Pandangan itu memberi dimensi lain bagi kepulangan Ander Herrera, karena kontribusinya tidak hanya diukur melalui menit bermain, gol, atau assist selama satu musim. Ia berpotensi menjadi penghubung antara generasi lama Zaragoza yang mengenal standar elite dan pemain muda yang membutuhkan contoh kesabaran.
Setelah pensiun, Ander Herrera belum menentukan apakah akan menjadi pelatih profesional, meski ia menegaskan sepak bola akan tetap menjadi bagian utama kehidupannya. Ia menyukai proses pembinaan dan tidak menutup pintu terhadap profesi kepelatihan, tetapi masih mencari posisi yang paling tepat untuk masa depannya.
Jika memilih jalur tersebut, Ander Herrera memiliki banyak referensi dari Basque Country, wilayah yang melahirkan sejumlah pelatih elite di Liga Inggris. Xabi Alonso menangani Chelsea, Mikel Arteta memimpin Arsenal, Unai Emery berada di Aston Villa, sedangkan Andoni Iraola menjadi pelatih Liverpool.
Chelsea resmi menunjuk Xabi Alonso mulai Juli 2026, sedangkan Liverpool mengangkat Andoni Iraola pada Juni setelah tiga musim progresif bersama Bournemouth dan keberhasilan membawa klub itu ke kompetisi Eropa. Keberadaan mereka memperkuat pandangan Herrera bahwa budaya kerja Basque memiliki pengaruh khas terhadap perkembangan pelatih.
Menurut Ander Herrera, karakter Basque berkaitan dengan kapasitas bekerja, menghormati olahraga, menjaga kebanggaan identitas, dan terus memperbaiki diri setiap hari. Ia menganggap kecintaan masyarakat terhadap hal lokal begitu kuat, sehingga pola tersebut juga tercermin dalam cara para pelatih Basque menjalani sepak bola.
Namun pembicaraan mengenai masa depan masih berada di belakang satu misi utama, yakni membantu Real Zaragoza keluar dari periode tersulit dalam sejarah modern mereka. Ander Herrera ingin mengakhiri karier dengan sukses di rumah, yang berarti membawa klub mendekati kembali tempat yang menurutnya pantas.

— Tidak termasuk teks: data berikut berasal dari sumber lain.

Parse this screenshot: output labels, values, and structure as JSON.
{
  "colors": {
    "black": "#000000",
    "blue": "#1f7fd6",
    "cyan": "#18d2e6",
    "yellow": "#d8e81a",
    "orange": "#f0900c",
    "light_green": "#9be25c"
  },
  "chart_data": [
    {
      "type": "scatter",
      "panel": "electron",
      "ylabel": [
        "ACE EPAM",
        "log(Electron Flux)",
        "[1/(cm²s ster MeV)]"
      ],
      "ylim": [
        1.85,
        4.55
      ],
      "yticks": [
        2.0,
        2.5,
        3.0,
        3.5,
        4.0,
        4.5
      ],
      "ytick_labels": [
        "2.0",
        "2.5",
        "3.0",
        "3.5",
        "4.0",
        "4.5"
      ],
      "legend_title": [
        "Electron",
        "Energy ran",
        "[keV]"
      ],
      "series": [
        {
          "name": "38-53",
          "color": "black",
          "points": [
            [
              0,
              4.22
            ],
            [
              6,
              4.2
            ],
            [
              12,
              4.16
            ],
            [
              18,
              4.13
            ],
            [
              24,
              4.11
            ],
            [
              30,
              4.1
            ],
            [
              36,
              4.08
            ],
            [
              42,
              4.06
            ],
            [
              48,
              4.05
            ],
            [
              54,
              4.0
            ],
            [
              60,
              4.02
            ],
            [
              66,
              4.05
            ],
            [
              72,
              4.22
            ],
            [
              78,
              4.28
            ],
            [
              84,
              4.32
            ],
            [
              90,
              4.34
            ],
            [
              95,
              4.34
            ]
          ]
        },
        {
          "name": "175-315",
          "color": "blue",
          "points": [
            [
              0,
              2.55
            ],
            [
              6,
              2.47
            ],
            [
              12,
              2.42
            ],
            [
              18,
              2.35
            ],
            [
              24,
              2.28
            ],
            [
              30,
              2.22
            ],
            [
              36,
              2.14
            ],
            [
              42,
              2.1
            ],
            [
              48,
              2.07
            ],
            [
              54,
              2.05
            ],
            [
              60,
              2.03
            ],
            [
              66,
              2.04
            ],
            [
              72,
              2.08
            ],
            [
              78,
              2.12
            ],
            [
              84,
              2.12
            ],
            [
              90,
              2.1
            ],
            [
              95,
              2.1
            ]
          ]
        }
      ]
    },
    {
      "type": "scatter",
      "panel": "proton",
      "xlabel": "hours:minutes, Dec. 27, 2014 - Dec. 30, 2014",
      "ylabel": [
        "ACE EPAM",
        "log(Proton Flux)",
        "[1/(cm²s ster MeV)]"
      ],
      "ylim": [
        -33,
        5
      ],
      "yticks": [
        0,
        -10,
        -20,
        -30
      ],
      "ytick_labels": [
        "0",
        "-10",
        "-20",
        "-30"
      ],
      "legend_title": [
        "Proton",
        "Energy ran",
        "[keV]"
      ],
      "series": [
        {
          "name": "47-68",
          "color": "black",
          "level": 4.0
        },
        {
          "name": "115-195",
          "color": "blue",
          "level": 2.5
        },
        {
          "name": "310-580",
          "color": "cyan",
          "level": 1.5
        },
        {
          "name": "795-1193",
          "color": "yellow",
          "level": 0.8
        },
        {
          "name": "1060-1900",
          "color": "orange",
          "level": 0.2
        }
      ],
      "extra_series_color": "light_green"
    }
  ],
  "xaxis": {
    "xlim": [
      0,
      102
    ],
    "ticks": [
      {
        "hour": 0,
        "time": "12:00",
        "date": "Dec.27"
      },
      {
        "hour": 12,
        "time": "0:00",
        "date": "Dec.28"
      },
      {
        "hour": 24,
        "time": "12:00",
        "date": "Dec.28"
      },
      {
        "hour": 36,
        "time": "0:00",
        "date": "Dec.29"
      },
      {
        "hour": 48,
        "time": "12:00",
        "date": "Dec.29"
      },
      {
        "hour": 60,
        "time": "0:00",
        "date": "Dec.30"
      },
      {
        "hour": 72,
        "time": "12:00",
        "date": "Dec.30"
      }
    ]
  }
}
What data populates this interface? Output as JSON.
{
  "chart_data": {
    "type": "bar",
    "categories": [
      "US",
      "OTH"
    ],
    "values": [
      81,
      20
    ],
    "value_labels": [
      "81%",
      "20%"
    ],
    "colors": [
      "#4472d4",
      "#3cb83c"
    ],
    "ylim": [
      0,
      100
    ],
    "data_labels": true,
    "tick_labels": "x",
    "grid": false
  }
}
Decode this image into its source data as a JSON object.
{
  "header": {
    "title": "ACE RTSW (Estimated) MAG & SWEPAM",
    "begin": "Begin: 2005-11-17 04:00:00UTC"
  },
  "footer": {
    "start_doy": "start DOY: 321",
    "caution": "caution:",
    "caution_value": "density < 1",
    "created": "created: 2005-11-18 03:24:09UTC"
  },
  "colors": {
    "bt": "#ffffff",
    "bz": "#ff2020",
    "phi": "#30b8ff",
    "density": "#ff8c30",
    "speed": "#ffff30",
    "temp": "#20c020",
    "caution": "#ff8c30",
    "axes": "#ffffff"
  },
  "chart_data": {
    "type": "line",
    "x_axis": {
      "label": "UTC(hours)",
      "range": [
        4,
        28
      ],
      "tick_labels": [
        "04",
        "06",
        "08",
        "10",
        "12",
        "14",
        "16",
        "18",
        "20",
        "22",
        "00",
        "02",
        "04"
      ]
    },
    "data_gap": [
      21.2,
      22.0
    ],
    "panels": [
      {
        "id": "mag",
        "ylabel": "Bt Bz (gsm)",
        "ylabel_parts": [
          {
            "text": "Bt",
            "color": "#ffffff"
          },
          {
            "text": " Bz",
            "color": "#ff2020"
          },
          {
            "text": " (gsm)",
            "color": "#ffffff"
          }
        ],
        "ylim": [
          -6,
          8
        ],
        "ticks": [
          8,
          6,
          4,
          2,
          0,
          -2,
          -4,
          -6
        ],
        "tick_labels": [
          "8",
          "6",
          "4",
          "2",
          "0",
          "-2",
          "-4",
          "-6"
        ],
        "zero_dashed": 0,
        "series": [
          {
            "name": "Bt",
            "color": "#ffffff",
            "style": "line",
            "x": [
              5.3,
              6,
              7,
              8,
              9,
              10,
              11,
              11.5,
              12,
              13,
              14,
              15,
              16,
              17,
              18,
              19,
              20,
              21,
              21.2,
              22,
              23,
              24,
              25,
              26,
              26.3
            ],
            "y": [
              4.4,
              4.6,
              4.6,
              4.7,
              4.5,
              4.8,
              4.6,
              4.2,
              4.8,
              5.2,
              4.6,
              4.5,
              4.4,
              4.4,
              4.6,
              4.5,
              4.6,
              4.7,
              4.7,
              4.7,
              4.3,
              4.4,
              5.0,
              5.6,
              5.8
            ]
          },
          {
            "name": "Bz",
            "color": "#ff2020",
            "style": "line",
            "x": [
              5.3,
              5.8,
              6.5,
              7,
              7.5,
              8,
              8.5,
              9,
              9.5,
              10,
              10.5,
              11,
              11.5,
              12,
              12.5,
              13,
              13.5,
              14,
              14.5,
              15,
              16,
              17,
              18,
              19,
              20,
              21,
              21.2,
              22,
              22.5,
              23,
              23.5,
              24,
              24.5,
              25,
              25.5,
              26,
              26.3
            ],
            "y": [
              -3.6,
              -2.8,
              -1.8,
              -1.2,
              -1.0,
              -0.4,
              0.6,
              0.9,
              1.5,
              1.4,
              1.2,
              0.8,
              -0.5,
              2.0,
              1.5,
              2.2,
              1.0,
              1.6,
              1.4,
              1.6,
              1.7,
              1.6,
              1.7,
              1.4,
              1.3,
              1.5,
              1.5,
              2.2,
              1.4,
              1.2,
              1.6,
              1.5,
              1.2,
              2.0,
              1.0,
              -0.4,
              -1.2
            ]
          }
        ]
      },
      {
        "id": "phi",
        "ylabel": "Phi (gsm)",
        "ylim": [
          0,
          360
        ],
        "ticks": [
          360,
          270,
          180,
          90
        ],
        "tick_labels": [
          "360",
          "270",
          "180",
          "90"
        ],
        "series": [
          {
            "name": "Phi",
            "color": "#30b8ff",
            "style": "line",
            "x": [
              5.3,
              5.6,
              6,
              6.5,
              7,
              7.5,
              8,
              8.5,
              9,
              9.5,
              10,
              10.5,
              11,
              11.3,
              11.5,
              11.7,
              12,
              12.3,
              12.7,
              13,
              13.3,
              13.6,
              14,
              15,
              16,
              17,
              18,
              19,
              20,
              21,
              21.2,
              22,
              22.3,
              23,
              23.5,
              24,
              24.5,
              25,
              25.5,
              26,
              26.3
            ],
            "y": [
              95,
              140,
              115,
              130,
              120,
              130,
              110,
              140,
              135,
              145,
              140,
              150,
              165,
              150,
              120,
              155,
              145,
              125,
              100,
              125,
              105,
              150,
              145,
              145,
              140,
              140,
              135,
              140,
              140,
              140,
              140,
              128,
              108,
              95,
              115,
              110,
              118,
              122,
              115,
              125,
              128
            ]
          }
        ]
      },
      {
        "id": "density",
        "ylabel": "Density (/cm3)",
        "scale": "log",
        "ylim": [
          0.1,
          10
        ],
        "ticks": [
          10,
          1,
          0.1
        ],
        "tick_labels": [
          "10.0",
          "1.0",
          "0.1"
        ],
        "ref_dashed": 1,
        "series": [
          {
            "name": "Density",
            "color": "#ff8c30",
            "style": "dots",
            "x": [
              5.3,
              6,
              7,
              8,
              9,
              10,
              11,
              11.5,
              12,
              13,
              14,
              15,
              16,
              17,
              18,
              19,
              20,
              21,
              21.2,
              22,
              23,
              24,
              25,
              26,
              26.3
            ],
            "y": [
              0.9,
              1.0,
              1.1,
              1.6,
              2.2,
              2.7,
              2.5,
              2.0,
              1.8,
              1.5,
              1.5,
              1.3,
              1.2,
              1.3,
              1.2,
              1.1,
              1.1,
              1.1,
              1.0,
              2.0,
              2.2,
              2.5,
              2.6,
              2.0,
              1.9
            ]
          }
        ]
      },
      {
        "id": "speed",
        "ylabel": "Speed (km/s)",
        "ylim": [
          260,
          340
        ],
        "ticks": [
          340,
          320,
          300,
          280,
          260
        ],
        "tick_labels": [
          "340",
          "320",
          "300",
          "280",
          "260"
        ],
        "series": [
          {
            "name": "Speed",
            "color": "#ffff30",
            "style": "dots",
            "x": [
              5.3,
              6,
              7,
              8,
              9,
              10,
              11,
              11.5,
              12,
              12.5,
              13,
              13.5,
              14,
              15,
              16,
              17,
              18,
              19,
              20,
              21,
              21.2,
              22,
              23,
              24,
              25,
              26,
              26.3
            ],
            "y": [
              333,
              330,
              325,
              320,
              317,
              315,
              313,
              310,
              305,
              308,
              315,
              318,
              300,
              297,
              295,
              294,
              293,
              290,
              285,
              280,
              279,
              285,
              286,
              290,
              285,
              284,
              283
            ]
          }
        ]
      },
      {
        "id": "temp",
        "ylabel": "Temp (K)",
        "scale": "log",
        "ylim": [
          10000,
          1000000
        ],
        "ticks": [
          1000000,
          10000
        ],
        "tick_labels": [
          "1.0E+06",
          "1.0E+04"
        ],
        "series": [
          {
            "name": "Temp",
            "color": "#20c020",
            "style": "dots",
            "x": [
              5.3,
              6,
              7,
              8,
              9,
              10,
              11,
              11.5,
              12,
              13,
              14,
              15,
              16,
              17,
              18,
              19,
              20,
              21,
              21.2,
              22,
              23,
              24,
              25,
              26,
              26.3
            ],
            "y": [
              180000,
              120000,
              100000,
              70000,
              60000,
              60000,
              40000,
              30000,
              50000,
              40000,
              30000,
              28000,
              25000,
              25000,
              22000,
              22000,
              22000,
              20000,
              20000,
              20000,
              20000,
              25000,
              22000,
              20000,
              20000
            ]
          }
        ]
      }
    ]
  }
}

Karena itu, kisah Ander Herrera bermain gratis bukan romantisme kosong, melainkan taruhan reputasi pemain berpengalaman pada proyek yang jauh dari kemewahan sepak bola elite. Ia membawa pengalaman Eropa, ketenangan, identitas lokal, serta pesan bahwa karier tidak selalu harus berakhir di tempat dengan bayaran tertinggi.